Backwards-compatible migrations

Not all migrations are safe. Some can break your application if you are not careful about the order of deployment.

Renaming a column. If you rename username to handle in a migration, any code that references username will break. The fix is to deploy the code that uses the new name first, then run the migration. Or, if you are the only developer, just make sure you update both at the same time.

Dropping a column. If your code does SELECT bio FROM users and you drop the bio column, the query fails. Deploy code that stops using the column first, then drop it in a later migration.

Adding NOT NULL without a default. This one catches people off guard. If your table already has rows and you add a NOT NULL column without a default value, the migration fails because existing rows would violate the constraint. They have no value for the new column, and NULL is not allowed.

-- BAD: existing rows have no value for genre
ALTER TABLE books ADD COLUMN genre TEXT NOT NULL;

-- GOOD: existing rows get 'unknown'
ALTER TABLE books ADD COLUMN genre TEXT NOT NULL DEFAULT 'unknown';

Always include a DEFAULT when adding a NOT NULL column to a table that already has data.

[!WARNING] Adding a NOT NULL column without a DEFAULT to a table that already has rows will cause the migration to fail. SQLite will reject it because existing rows would have NULL in the new column, violating the constraint.

Exercises

Exercise 1: Create a migrations/ directory in your project. Add the bootstrap migration 000_create_schema_migrations.sql and the first real migration 001_create_users.sql, exactly as shown in the lesson. Save the migration runner as migrate.ts at the project root and run it with node migrate.ts. Open the resulting app.db in the SQLite shell and run SELECT * FROM schema_migrations to verify that both 000 and 001 are tracked.

Exercise 2: Write 002_add_bio_to_users.sql that adds a bio column to the users table.
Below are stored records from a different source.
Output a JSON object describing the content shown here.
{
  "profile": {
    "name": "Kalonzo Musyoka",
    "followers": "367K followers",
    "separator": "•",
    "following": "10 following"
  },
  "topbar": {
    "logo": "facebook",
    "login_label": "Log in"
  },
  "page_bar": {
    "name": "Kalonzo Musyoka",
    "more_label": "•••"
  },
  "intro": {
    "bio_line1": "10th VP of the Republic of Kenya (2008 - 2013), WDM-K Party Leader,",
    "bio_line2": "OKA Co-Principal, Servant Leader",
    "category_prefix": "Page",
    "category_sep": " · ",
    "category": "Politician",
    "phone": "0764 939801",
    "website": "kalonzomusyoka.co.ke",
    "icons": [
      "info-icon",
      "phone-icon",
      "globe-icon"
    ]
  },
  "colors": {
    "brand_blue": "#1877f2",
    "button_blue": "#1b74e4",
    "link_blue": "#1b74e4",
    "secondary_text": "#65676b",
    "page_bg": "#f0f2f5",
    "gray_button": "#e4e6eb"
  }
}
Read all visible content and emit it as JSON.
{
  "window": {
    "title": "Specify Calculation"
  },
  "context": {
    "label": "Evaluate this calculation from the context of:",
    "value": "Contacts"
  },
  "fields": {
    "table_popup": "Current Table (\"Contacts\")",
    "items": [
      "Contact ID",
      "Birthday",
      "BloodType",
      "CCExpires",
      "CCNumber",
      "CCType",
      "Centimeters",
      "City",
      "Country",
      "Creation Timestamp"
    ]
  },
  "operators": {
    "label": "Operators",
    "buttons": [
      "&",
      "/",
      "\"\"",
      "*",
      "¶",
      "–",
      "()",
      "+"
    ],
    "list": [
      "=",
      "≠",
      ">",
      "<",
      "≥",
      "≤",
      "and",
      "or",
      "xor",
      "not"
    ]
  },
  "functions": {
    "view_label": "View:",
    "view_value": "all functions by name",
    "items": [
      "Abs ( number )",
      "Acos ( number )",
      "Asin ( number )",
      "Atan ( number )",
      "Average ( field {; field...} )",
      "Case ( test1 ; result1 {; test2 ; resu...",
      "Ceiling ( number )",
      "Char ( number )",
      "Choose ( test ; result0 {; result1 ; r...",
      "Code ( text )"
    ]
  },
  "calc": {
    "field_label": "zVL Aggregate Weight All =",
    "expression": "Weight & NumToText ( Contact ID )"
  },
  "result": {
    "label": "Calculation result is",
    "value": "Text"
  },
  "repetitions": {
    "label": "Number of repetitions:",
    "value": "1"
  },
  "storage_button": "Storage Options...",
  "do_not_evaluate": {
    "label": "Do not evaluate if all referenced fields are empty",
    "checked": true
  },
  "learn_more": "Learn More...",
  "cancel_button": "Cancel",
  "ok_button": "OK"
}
Run node migrate.ts again and confirm that only the new migration executes. Then run it a third time and verify it does nothing because all three migrations are already in schema_migrations.

Exercise 3: Imagine you later need to change the email column on users to have a COLLATE NOCASE constraint (so comparisons become case-insensitive). As a paper exercise, write the migration file using the recreate pattern: create a new table with the corrected schema, copy the data over, drop the old table, and rename the new one. Wrap it all in a transaction. You do not need to apply this to your database (later lessons in this course will use migration 003 for a different change), but writing it out cements the pattern.

Why does the migration runner wrap each migration in a transaction?

When would you use the recreate pattern instead of ALTER TABLE?

From here on out, whenever we add a table, change a column, or adjust a constraint, we write a migration. No more typing CREATE TABLE into the shell. The migration file is the source of truth. Your database matches whatever the numbered files say it should be.

Our schema is now versioned and repeatable. In the next section, we will put data into these tables and query it back out.